Our fair city of Tucson has made the national news, though not in a way most citizens would prefer. National news programs like Today and CNN have reported on local schoolteacher Kathy Morris, who shot herself to demonstrate, she says, the laxity of Amphitheater schools' security. Actually, all she demonstrated was the deplorable state of public education in Arizona and the United States as a whole.

Although the basics of the story have been given plenty of coverage, they bear a brief recap. Monday, Morris excused herself from a faculty meeting. A few minutes later, she reported having been shot in her classroom by a bald Hispanic teenager. Police searched high and low for the alleged assailant until Morris confessed she had shot herself to prove the aforementioned point.

Reaction to the revelation was fast and harsh. Hispanic groups rightly demanded a quick apology, which they received from the school district. Students expressed disgust at having been instructed by a racist loony. To determine if she was indeed a racist loony, the city prosecutor filed a request to have Morris undergo a psychological test. Police speculate she may have done it to lay a foundation for a future lawsuit against the district.

She's not crazy, and maybe we shouldn't rush to judge her to be venal. Prior to Monday's incident, Morris was a well-regarded instructor, dedicated to her task. Maybe her actions should be considered further proof of that dedication. Think about it for a moment: isn't the willingness to take a self-inflicted bullet over her concern for students' safety evidence of the depth of her pedagogical commitment?

No, it's probably not. More likely, it's evidence of a tenuous grip on reality. One would have to experience differently the world to not expect the police to know the difference between a self-inflicted gun-wound and one from a gun fired six feet away. So, while probably not crazy, Morris does seem to interact with a different world than others do.

But teachers with unique understandings of reality seem not at all uncommon. Everyone expects university professors to be a tad daffy -on the Albert Einstein model- but would prefer that those charged with "shaping young minds" toe the cultural line of reality. So when a teacher develops a long-term emotional commitment with a junior-high school student, or has curious methods of discipline, or squeezes off a round into themselves to make a point, society collectively gasps and searches for reasons why.

Here's why: teachers in Arizona and around the nation get squat. State legislatures underfund public school districts, resulting in poorly constructed schools. Facilities and equipment don't meet educational standards. Children are herded onto prison-like campuses -check out some of the windowless monstrosities in the Phoenix area- half-heartedly instructed by bitter, underpaid instructors, use antiquated or inappropriate equipment and are then required to pass an exit exam that covers material not taught in the classroom.

If students don't pass the test, they're failures, their teachers lazy baby-sitters protected by tenure and public education- a failure that should be replaced by private schools funded with tax dollars. So students and teachers are set up to fail, then blamed when they live down to those expectations. We shouldn't be surprised that some teachers (and students) have snapped-we should be surprised so many haven't.

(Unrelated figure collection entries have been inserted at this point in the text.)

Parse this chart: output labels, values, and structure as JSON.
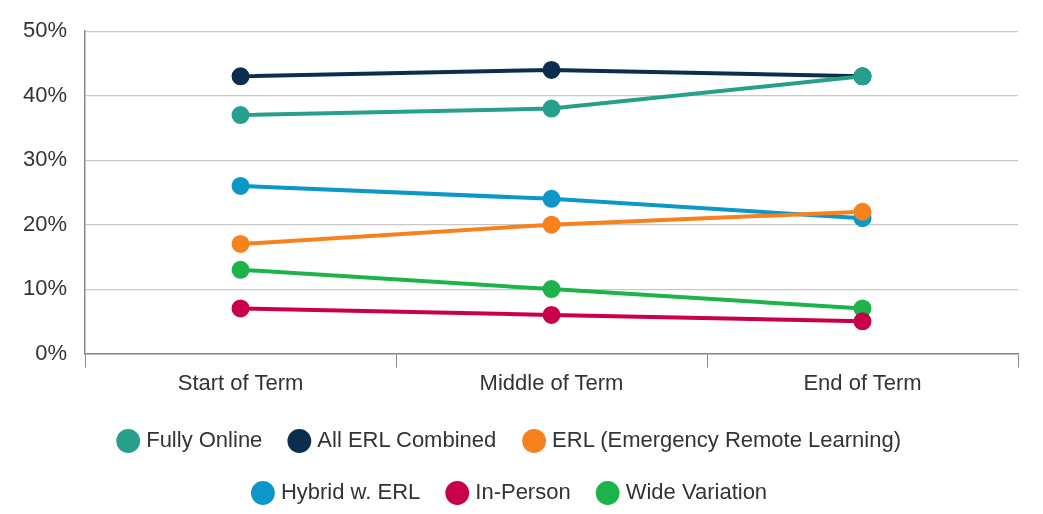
{
  "chart_data": {
    "type": "line",
    "categories": [
      "Start of Term",
      "Middle of Term",
      "End of Term"
    ],
    "series": [
      {
        "name": "Fully Online",
        "color": "#26a08b",
        "values": [
          37,
          38,
          43
        ]
      },
      {
        "name": "All ERL Combined",
        "color": "#0b2e4f",
        "values": [
          43,
          44,
          43
        ]
      },
      {
        "name": "ERL (Emergency Remote Learning)",
        "color": "#f7811c",
        "values": [
          17,
          20,
          22
        ]
      },
      {
        "name": "Hybrid w. ERL",
        "color": "#0c97c9",
        "values": [
          26,
          24,
          21
        ]
      },
      {
        "name": "In-Person",
        "color": "#c8004b",
        "values": [
          7,
          6,
          5
        ]
      },
      {
        "name": "Wide Variation",
        "color": "#1db34a",
        "values": [
          13,
          10,
          7
        ]
      }
    ],
    "ylim": [
      0,
      50
    ],
    "yticks": [
      {
        "value": 0,
        "label": "0%"
      },
      {
        "value": 10,
        "label": "10%"
      },
      {
        "value": 20,
        "label": "20%"
      },
      {
        "value": 30,
        "label": "30%"
      },
      {
        "value": 40,
        "label": "40%"
      },
      {
        "value": 50,
        "label": "50%"
      }
    ],
    "grid": "y",
    "legend": "bottom",
    "marker": "circle",
    "line_style": "solid"
  }
}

It's time we recognized that as long as education isn't a priority, then we won't get the results we want. Or, more accurately, we get what we pay for. As long as teachers are paid low wages, teaching will be considered a mediocre profession. Our culture accepts the idea that "Those who can, do; those who can't, teach." Little wonder, then, that the education profession has difficulty attracting people. It carries the stigma of an admission of mediocrity. We have created an educational system in which our children are educated by people considered social failures.

Throwing money at education won't immediately cure all its problems. But it would be a good start because adequate funding would indicate some level of realistic commitment to education. As long as our cultural attitude towards teachers is erratic, so will our teachers be.